Thiolutin weakens the interaction between BRCC36 and HMGCR and inhibits tumor growth in HCC. A) The expression levels of BRCC36 and HMGCR proteins was detected by a western blot assay in HepG2 and Hep3B cells treated with the indicated concentrations of THL for 24 h. B) Immunofluorescence of BRCC36 and HMGCR in HepG2 cells after THL treatment for 24 h. Scale bar, 5 µm. C) The expression levels of BRCC36 and HMGCR proteins in HepG2 and Hep3B cells treated with THL, DMSO, or CHX for the indicate time. D) HepG2 and Hep3B cells were pretreated with THL or DMSO for 24 h, and then incubated with MG132 for an additional 12 h. The ubiquitinated HMGCR was detected by IP assay.
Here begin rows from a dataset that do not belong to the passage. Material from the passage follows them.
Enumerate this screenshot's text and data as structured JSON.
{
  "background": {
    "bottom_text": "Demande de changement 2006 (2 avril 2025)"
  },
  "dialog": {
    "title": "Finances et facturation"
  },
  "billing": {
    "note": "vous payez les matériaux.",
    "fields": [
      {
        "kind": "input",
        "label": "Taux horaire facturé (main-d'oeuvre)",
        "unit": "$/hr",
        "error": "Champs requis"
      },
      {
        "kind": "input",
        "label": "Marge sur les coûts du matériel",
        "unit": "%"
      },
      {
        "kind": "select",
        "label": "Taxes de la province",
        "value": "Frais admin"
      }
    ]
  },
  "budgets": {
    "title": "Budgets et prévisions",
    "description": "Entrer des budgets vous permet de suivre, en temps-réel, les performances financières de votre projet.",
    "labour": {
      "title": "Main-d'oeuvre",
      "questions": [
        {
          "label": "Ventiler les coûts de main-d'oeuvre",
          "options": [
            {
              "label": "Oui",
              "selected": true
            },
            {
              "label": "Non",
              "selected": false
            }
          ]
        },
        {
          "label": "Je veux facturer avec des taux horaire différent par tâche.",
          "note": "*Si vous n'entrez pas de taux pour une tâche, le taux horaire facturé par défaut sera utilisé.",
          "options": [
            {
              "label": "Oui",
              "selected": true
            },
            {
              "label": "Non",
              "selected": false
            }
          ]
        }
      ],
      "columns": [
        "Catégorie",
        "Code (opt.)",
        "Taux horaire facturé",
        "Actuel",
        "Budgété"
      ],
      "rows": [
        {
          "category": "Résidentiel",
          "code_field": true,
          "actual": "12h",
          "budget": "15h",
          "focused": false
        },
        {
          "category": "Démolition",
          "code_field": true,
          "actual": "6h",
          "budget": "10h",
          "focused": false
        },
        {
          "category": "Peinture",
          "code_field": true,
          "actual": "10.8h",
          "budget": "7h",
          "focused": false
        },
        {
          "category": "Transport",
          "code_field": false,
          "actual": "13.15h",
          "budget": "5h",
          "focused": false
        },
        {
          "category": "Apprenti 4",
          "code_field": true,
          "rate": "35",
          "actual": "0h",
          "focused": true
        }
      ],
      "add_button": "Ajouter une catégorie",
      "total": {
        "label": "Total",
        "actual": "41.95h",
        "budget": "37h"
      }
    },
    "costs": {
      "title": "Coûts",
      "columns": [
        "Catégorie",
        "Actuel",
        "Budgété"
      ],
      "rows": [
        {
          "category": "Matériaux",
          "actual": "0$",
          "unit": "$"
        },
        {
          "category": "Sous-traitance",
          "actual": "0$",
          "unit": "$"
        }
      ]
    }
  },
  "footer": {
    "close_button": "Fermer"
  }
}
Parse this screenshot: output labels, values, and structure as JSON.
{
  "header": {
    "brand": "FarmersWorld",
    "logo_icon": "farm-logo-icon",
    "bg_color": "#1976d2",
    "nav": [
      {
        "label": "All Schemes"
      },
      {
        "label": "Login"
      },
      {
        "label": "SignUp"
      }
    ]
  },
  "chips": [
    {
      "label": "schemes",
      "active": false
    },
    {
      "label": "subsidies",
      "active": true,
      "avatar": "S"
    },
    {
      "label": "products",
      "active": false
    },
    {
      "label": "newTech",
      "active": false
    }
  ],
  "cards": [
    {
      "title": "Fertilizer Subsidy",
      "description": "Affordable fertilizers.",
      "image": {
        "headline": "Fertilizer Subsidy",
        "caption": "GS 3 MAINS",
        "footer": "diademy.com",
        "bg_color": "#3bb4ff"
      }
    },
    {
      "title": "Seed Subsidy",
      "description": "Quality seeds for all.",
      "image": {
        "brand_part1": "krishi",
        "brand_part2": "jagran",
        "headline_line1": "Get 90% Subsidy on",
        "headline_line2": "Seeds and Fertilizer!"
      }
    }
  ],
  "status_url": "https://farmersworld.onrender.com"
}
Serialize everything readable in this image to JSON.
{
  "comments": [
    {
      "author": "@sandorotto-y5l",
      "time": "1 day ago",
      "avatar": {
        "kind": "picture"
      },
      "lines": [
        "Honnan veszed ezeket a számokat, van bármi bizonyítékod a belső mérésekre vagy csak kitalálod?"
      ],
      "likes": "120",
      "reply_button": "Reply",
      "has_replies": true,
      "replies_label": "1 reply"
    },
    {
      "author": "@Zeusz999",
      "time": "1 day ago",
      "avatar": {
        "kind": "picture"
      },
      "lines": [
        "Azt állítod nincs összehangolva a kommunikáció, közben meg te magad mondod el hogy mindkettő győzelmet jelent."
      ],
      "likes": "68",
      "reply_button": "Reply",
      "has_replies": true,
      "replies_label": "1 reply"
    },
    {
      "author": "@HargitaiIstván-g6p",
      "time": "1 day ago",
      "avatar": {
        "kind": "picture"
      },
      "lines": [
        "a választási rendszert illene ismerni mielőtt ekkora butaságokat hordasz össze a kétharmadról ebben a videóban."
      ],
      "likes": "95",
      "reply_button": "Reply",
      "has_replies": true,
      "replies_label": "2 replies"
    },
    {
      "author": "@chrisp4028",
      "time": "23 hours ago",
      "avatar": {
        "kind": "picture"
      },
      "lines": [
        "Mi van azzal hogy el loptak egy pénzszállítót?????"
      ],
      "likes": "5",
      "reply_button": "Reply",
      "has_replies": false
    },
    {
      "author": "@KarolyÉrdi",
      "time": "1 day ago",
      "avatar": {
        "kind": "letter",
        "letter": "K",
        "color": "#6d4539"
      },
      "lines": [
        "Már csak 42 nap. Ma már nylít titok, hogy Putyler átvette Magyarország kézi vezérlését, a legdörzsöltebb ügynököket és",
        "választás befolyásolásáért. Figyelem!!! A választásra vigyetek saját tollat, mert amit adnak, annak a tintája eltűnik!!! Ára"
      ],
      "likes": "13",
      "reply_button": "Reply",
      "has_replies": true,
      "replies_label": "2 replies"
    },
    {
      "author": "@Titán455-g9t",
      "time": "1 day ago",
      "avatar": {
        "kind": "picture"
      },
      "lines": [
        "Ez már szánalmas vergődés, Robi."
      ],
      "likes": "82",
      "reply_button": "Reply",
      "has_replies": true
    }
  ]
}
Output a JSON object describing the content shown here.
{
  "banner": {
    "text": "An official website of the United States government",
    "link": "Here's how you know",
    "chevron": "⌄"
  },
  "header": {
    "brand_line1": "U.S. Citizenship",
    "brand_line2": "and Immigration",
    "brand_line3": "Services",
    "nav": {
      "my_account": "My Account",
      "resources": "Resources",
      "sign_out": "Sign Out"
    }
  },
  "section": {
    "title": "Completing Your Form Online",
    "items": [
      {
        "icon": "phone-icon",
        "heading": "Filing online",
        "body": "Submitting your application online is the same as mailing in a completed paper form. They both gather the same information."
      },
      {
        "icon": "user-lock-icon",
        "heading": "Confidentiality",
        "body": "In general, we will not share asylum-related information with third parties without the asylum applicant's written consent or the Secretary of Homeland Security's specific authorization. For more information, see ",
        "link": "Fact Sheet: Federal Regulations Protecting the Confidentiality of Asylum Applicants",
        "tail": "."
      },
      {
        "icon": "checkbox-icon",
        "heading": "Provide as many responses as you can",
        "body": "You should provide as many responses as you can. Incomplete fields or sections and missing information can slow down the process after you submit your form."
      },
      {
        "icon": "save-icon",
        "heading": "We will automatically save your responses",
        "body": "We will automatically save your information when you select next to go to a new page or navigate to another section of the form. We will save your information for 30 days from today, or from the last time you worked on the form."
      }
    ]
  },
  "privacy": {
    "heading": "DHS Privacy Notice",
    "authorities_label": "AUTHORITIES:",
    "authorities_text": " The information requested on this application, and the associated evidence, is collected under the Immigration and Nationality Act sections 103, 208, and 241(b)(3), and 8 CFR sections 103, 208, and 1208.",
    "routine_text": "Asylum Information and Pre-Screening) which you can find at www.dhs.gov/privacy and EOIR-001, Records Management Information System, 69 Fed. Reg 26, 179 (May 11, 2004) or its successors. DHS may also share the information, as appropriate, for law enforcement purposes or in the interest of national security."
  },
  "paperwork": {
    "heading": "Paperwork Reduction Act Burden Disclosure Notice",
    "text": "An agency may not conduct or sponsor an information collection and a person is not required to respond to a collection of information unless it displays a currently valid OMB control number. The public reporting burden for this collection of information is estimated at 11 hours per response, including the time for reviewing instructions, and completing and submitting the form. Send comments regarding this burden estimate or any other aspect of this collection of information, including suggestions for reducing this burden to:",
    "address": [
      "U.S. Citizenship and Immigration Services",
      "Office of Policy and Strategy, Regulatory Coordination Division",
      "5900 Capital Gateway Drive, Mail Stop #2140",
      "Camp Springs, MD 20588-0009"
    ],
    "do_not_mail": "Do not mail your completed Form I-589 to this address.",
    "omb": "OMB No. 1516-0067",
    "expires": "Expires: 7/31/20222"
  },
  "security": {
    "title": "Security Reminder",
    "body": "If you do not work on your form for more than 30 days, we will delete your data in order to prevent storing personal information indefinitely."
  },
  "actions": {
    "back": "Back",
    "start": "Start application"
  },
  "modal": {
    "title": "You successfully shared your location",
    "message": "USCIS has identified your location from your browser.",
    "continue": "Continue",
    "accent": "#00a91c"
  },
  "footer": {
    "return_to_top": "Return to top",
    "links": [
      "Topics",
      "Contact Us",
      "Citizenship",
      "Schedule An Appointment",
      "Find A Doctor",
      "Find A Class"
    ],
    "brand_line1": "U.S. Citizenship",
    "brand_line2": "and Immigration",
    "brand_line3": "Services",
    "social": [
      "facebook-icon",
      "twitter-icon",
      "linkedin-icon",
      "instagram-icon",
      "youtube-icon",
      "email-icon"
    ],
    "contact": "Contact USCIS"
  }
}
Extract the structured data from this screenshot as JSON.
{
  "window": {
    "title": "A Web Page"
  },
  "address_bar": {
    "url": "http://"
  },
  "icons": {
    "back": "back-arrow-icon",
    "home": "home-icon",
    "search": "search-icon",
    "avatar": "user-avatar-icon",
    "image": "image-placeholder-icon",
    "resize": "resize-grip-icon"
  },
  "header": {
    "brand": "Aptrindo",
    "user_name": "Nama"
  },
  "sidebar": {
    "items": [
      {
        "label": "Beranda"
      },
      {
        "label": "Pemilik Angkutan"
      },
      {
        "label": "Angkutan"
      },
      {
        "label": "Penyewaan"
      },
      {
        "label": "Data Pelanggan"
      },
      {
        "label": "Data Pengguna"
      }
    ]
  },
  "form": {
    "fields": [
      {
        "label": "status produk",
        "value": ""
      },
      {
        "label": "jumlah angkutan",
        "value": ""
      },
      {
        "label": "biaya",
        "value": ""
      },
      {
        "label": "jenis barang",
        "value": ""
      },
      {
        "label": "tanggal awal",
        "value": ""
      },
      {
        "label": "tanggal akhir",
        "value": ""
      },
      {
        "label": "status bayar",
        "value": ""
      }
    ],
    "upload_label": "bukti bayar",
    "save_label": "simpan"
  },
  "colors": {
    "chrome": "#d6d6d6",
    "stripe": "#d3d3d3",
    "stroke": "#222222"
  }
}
E) The cell viability was detected using the CCK8 reagent in HepG2 and Hep3B cells treated with the indicated concentrations of THL for 48 h. F) The colony formation ability in HepG2 and Hep3B cells treated with 0.25 or 0.5 µm THL. G) Tumor volume was measured every three days to determine the growth rate of THL‐treated xenografts. And the tumor weight was measured H). I) The cell viability in HepG2 cells treated with THL, RSL3, or Fer‐1 for 48 h. J) Representative phase‐contrast images of HepG2 cells treated with THL or RSL3 for 24 h. K) Flow cytometry was performed to measure the lipid ROS level in HepG2 cells treated with THL or RSL3 for 24 h. L) The clonogenic ability of HepG2 cells treated with THL (0.5 µm) and lovastatin (5 µm). Data are presented as mean ± S.D (n = 3), and the P value was analyzed by a two‐tailed unpaired Student's t‐test (F, H, I, K, L). Data are mean ± SEM (n = 6), and the P value was analyzed by one‐way ANOVA test followed by Turkey's multiple comparisons G). *P < 0.05, **P < 0.01, ***P < 0.001.

Figure 8

BRCC36 deubiquitinates HMGCR to regulate the interplay between ferroptosis and pyroptosis. BRCC36 stabilizes the HMGCR protein by eliminating the K63 polyubiquitin chain. HMGCR is primarily located in the mitochondria when cells are exposed to the ferroptosis inducer RSL3 or low concentration of MPs. It prevents the accumulation of lipid peroxides by modulating GPX4 activity, thereby preventing ferroptosis. When cells were exposed to LPS and Nig, or high concentrations of MPs, HMGCR was predominantly located in the endoplasmic reticulum. This localization had an impact on the assembly of GSDMD‐N protein on the membrane and subsequently led to pyroptosis.